Sementara hasil penelitian lainnya menyatakan bahwa faktor-faktor yang berhubungan dengan kinerja kader kesehatan adalah penghasilan, prestise sosial, umpan balik positif. Insentif uang dan non uang untuk meningkatkan kinerja kader kesehatan (Alam K, Tasneem S, Oliver E, 2012).
Penelitian di Tulungagung menemukan bahwa motivasi kader sangat dipengaruhi oleh pelatihan yang diterima (Retnaningtyas E and Siwi RPY, 2021) Lebih lanjut, hasil penelitian menunjukkan bahwa motivasi tertinggi menjadi kader kesehatan kesehatan adalah meningkatkan kesehatan anak, mendapatkan pendidikan dan pelatihan, merasa diperlukan oleh masyarakat, dan motivasi terakhir adalah kompensasi.(Desiana, Apriza, Erlinawati 2022)

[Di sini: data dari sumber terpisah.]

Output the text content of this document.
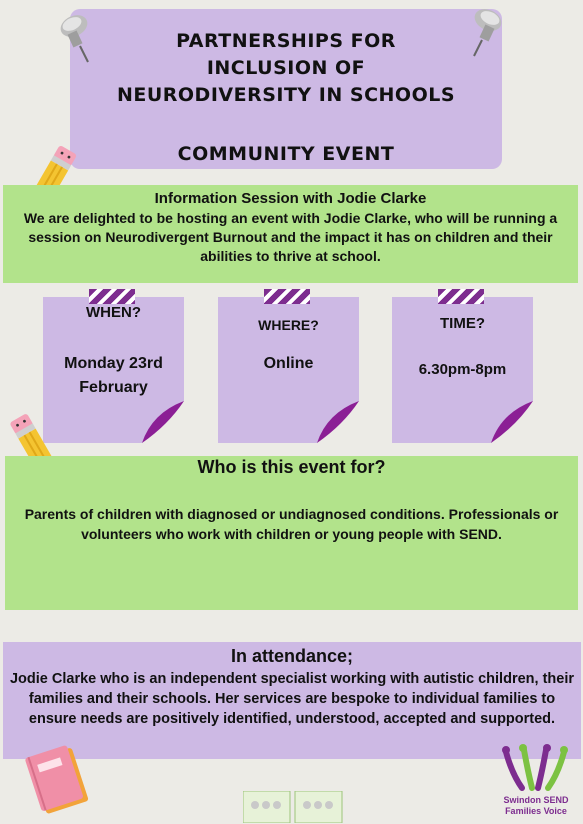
PARTNERSHIPS FOR
INCLUSION OF
NEURODIVERSITY IN SCHOOLS
COMMUNITY EVENT
Information Session with Jodie Clarke
We are delighted to be hosting an event with Jodie Clarke, who will be running a session on Neurodivergent Burnout and the impact it has on children and their abilities to thrive at school.
WHEN?
Monday 23rd February
WHERE?
Online
TIME?
6.30pm-8pm
Who is this event for?
Parents of children with diagnosed or undiagnosed conditions. Professionals or volunteers who work with children or young people with SEND.
In attendance;
Jodie Clarke who is an independent specialist working with autistic children, their families and their schools. Her services are bespoke to individual families to ensure needs are positively identified, understood, accepted and supported.
Swindon SEND Families Voice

Berdasarkan hasil penelitian di kota Denpasar ditemukan faktor pendorong kader kesehatan dalam melaksanakan perannya adalah adanya kepedulian yang tinggi dari pimpinan wilayah setempat terhadap masalah masalah kesehatan, tercukupinya sarana prasarana yang dibutuhkan kader dalam melaksanakan perannya, adanya supervisi yang sifatnya rutin dan terdapat perencanaan kerja kader serta pengembangan kapasitas kader oleh puskesmas setempat.
Selain itu ditemukan beberapa faktor penghambat pemberdayaan kader kesehatan dalam deteksi risiko kehamilan adalah masih terbatasnya pengetahuan, kurangnya pelatihan tentang kehamilan berisiko yang diterima kader, rendahnya motivasi kader, Dana yang masih minimal dan kehadiran ibu hamil yang masih rendah ke posyandu. (Darmapatni MWG, 2023)
Berdasarkan hal tersebut, pengembangan peran kader masih harus terus ditingkatkan khususnya dalam mendeteksi dini risiko dalam kehamilan. Kader memerlukan jaringan pendukung untuk mampu melakukan deteksi dan rujukan.
Kader perlu dibekali pengetahuan dan keterampilan yang cukup melalui pelatihan. Peningkatan kapasitas kader akan berdampak pada kepercayaan diri dalam mendeteksi resiko dan memotivasi ibu hamil. Pelaksanaan peran kader yang baik dalam deteksi dini risiko kehamilan tentunya akan berkontribusi terhadap penurunan angka kematian ibu.
Penulis: Made Widhi Gunapria Darmpatni, SST., M.Keb.